Nous avons tenté, dans cet article, d’expliciter les ressorts et les significations impliqués dans l’amitié intellectuelle qui a uni les historiens Marcel Trudel et Guy Frégault. Cette démarche avait pour point de départ une mise à l’épreuve des schémas d’explication – antagonistes et réducteurs à certains égards – proposés par la querelle des écoles historiques entre Montréal et Québec et le souci de rendre compte autrement de la complexité d’une époque et de l’ensemble de son contexte. Nous nous sommes penchés, à cette fin, sur les deux niveaux d’analyse que ces liens d’amitié laissent entrevoir, à savoir ceux de la génération et ceux de la matrice disciplinaire. S’agissant du premier niveau, nous avons pu établir que l’effet de génération articulait des dimensions fondamentales du rapprochement entre les deux historiens. Parmi celles-ci, on retrouve un champ d’expérience partagé impliquant la crise et la guerre ainsi que l’inscription dans un climat intellectuel particulier où s’énonce une rupture « moderne » avec les « anciens ». Bien qu’il ne puisse fournir une explication englobante du champ intellectuel, le prisme générationnel offre tout de même un point de vue pertinent sur le passé et, pour cela, gagnerait assurément à être davantage pris en considération dans les études d’histoire intellectuelle au Québec, d’autant qu’il a largement fait ses preuves dans la littérature étrangère. Cette tâche impliquerait nécessairement un effort théorique et méthodologique additionnel qui ne saurait réduire le concept de génération à son utilisation d’ordinaire trop furtive et relâchée. Ainsi, de la génération du « renouveau religieux » du milieu du 19e siècle, en passant par la génération de la « crise », jusqu’à la génération « post-conciliaire », dans laquelle certains retracent les sources intellectuelles de la nouvelle sensibilité historique (Meunier, 2003), il y aurait place pour l’esquisse d’une « stratigraphie » générationnelle de manière à rendre autrement plus intelligible certaines sensibilités, attitudes, comportements et itinéraires restés encore peu étudiés à ce jour dans l’histoire du Québec (Winock, 1989).

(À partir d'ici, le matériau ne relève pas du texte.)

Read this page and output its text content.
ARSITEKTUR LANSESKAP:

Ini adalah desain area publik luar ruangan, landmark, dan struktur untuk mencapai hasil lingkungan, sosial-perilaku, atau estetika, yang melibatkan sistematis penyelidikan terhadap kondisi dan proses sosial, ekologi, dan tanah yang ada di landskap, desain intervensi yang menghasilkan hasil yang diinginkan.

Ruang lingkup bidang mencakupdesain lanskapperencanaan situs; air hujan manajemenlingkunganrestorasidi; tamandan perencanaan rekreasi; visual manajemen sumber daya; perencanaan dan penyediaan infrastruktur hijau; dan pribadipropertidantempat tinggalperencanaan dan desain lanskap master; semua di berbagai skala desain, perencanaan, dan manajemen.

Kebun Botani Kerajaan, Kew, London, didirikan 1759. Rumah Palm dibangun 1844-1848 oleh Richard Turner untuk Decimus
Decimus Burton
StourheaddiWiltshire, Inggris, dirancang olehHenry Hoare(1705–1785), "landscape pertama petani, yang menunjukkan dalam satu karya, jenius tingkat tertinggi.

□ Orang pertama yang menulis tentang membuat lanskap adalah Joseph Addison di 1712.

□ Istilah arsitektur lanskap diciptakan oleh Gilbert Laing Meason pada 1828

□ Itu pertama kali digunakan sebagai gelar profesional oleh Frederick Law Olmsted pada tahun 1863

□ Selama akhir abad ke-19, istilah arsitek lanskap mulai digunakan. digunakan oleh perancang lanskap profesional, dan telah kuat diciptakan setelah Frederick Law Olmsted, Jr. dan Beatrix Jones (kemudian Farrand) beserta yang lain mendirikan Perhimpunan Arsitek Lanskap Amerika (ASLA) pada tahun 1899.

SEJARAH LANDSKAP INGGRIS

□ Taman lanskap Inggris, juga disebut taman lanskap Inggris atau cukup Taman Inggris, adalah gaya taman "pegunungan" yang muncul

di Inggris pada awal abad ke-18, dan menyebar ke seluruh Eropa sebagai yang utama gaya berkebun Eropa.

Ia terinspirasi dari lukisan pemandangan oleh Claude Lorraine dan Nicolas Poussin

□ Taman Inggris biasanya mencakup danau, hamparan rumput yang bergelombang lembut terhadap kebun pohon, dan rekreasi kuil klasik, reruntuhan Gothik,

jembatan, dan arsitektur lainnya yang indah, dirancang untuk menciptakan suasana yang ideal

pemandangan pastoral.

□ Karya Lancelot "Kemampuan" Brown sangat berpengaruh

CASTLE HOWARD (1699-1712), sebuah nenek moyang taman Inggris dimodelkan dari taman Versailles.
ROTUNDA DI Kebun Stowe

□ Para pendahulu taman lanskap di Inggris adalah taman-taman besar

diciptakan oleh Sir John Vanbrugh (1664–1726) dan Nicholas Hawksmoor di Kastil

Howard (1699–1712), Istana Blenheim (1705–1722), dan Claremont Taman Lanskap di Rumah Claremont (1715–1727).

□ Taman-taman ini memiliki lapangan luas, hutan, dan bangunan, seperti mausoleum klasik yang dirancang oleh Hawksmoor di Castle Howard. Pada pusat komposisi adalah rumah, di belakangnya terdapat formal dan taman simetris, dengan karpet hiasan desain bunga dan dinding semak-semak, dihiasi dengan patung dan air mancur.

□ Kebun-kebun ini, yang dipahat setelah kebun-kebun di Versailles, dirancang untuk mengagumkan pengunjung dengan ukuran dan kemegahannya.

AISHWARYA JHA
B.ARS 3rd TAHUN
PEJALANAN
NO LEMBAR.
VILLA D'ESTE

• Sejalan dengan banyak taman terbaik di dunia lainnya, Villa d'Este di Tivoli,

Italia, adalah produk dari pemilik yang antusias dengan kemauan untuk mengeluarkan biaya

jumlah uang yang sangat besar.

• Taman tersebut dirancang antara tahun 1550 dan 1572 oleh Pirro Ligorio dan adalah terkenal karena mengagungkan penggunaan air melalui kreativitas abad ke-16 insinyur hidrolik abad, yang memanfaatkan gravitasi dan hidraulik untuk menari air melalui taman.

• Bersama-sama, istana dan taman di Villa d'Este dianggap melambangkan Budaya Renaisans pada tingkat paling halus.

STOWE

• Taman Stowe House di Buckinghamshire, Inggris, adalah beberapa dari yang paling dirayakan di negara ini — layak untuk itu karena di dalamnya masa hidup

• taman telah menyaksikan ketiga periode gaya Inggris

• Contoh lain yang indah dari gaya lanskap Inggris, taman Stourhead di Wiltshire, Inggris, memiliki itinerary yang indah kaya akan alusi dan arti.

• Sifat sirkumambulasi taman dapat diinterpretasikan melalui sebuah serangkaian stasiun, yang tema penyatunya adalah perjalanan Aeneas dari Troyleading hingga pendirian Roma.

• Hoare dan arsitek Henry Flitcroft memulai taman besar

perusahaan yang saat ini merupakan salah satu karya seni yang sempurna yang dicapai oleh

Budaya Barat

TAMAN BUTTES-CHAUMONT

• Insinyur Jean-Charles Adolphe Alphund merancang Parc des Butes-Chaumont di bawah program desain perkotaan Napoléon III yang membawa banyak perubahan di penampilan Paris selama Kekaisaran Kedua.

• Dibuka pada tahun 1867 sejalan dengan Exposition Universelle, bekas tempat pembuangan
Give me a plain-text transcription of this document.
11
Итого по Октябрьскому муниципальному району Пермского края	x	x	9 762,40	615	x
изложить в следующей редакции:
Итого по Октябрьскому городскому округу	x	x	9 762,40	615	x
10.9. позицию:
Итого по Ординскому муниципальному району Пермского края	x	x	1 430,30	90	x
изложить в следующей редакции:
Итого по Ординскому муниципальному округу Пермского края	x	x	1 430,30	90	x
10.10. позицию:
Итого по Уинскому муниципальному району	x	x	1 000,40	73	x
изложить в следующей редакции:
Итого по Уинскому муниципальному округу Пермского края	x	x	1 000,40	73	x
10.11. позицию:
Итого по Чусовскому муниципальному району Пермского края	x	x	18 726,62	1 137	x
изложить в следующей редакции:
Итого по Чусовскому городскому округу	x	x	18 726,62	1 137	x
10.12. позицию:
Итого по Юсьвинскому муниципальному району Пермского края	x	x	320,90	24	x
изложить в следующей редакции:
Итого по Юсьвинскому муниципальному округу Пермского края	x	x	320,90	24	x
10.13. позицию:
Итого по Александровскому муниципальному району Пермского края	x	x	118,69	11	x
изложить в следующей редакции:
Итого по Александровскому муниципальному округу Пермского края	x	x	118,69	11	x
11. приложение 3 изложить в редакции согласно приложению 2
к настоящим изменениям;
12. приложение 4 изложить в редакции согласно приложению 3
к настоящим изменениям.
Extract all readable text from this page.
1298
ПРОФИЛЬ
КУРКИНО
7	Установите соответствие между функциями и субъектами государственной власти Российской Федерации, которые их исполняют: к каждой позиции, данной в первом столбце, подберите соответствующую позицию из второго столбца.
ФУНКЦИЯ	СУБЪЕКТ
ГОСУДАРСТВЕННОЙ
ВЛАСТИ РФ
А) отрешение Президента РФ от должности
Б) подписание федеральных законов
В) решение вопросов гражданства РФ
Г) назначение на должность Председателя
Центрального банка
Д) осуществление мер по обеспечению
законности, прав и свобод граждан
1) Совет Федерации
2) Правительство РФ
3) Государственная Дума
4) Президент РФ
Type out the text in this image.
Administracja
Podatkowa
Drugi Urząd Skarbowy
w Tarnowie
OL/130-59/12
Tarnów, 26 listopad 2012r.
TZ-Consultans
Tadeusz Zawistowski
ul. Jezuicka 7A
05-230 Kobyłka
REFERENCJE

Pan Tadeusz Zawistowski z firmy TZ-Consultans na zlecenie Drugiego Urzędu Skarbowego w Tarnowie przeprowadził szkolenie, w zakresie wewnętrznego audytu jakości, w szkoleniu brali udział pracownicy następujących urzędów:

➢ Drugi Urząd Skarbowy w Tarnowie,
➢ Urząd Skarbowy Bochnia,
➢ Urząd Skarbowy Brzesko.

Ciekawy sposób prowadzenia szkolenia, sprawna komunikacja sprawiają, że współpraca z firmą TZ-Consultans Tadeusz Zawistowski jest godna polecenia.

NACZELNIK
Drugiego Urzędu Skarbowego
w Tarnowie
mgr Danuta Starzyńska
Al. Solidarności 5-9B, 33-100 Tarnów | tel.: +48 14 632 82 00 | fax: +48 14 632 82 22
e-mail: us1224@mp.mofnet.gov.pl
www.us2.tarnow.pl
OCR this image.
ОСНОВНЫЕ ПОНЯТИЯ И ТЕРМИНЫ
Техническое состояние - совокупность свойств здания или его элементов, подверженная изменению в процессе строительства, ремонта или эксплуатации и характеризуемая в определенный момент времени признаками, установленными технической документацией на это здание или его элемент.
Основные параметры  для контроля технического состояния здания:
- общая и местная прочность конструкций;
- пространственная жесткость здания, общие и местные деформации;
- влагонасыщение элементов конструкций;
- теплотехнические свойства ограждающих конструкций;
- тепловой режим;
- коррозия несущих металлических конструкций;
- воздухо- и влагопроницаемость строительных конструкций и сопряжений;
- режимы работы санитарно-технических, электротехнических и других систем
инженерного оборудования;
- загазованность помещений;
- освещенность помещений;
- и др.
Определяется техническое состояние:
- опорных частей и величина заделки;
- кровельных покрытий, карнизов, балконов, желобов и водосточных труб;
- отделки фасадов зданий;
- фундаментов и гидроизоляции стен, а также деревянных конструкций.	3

S’agissant du second niveau, nous avons tenu à souligner combien le contexte de mutation de la discipline historique au Canada français avait pesé sur l’impulsion initiale de cette amitié intellectuelle. En effet, Trudel et Frégault se retrouvent, de façon quasi simultanée, aux commandes de nouveaux instituts d’histoire en milieu universitaire et tâchent de faire évoluer l’histoire au rang de discipline scientifique. Leurs collaborations découlent et participent à la fois d’une nouvelle configuration historiographique qui s’affirme après la Seconde Guerre, c’est-à-dire celle de l’histoire critique, dont les bases théoriques se nourrissent en grande partie de la réception américaine de l’école historique allemande. Elle propose d’organiser la pratique de l’histoire à partir de nouvelles règles et normes se rapportant aux procédés de critique externe et de critique d’authenticité des documents. Ce souci de scientificité qu’ils ont en partage n’est toutefois pas qu’affaire de méthode; il trouve aussi sa légitimité dans l’horizon d’une finalité culturelle et symbolique plus grande qui aboutit à un arbitrage des traditions héritées et à la critique des abstractions idéologiques. D’où la forte congruence à noter ici entre les matrices générationnelle et historiographique précédemment discutées. Pour autant, cette critique sans appel, fondée en raison et en méthode, ne se décharge pas de toute utopie formelle. On peut se demander si le réservoir d’espérance contenu dans la prétention scientifique de l’après-guerre ne nourrissait pas souterrainement une autre abstraction, dont les significations absolues, quoique différentes, n’étaient pas totalement étrangères au providentialisme des historiens-clercs.